Em 2021 o Congresso Nacional aprovou a Lei 14.188 que altera o Código Penal e estabelece a violência psicológica como crime. Se você está vivendo ameaça, constrangimento, humilhação, manipulação, isolamento, perseguição e insultos, você deve buscar ajuda porque você está vivendo uma situação de violência psicológica.

Posso denunciar somente na DEAM?
Você pode realizar em qualquer delegacia circunscricional uma denúncia de violência doméstica. Você também pode usar outros canais que foram criados durante o tempo de pandemia, como o boletim de ocorrência online, pelo site da PCDF. Além da denúncia, também pode requerer medida protetiva. Também, é importante quevocê conheçao app Proteja-se, que foi desenvolvido justamente para estabelecer um canal de denúncias para as mulheres em situação de violência.

Há serviços de acolhimento que ajuda a entender os tipos de violência que a vítima está vivendo? Como sair dessa situação? Esses serviços garantem sigilo e segurança?
Sim, existem os equipamentos gerenciados pela SMDF, como os CEAMs, a Casa da Mulher Brasileira e os NAFAVDs. Nesses equipamentos temos equipe técnica especializada que irão te acompanhar, acolher e prestar todas as informações necessárias.
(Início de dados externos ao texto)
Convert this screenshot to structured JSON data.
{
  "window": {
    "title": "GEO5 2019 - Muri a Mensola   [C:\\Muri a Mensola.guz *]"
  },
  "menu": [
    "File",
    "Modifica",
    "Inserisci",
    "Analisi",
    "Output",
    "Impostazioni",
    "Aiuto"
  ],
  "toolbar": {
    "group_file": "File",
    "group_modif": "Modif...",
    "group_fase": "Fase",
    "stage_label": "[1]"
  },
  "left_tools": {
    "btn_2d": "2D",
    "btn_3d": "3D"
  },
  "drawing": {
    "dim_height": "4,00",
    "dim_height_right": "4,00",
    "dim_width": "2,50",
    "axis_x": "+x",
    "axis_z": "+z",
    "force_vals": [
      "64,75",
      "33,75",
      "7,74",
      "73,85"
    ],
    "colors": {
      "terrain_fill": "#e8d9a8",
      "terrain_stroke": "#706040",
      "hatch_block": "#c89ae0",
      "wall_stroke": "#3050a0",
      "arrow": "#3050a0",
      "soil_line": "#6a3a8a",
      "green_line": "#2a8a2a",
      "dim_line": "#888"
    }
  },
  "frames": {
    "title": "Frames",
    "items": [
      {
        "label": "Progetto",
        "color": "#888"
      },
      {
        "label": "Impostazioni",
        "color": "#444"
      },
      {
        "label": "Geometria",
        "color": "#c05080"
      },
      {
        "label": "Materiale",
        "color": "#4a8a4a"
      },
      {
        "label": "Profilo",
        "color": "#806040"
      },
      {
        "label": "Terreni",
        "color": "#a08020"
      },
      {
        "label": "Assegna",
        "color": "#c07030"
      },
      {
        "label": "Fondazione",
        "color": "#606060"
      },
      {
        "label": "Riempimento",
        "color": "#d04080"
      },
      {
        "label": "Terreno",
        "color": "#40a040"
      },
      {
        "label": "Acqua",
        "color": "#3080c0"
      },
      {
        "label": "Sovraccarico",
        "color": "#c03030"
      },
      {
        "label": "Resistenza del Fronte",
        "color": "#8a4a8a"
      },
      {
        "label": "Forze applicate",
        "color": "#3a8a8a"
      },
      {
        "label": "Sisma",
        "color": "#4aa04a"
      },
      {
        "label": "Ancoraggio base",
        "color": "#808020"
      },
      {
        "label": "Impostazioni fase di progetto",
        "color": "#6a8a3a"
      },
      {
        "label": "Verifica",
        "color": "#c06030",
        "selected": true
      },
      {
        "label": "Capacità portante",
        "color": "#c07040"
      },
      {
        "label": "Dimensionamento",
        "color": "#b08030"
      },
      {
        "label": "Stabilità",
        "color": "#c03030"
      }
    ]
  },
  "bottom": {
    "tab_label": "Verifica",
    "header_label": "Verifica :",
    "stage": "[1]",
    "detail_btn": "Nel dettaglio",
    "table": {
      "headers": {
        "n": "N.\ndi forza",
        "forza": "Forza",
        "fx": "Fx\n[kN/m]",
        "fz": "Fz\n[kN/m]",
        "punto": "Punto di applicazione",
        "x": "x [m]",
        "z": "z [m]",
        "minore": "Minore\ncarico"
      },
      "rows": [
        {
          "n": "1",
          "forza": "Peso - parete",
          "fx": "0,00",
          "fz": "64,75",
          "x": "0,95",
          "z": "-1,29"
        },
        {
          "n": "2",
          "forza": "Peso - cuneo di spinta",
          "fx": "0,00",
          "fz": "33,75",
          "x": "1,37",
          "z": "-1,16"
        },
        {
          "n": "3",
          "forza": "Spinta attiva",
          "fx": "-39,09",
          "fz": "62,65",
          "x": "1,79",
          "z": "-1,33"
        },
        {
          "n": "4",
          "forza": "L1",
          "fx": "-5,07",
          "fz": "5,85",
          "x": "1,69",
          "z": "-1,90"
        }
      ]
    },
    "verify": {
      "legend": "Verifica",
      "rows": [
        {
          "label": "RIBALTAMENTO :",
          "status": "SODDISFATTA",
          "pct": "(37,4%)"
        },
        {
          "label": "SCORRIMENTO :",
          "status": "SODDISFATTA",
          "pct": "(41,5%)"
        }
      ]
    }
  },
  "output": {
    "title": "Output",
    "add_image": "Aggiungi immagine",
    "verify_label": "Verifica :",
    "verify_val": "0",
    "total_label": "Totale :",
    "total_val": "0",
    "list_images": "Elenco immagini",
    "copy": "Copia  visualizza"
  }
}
E para quem vive com o agressor, há um local seguro para a mulher ser acolhida com os filhos?
Existe a Casa Abrigo. Lá você estará em plena segurança porque o endereço é sigiloso. Você também pode levar os filhos e receber todo o acompanhamento. Para garantir o sigilo e a segurança, o acesso à Casa Abrigo é feito pelas DEAMs.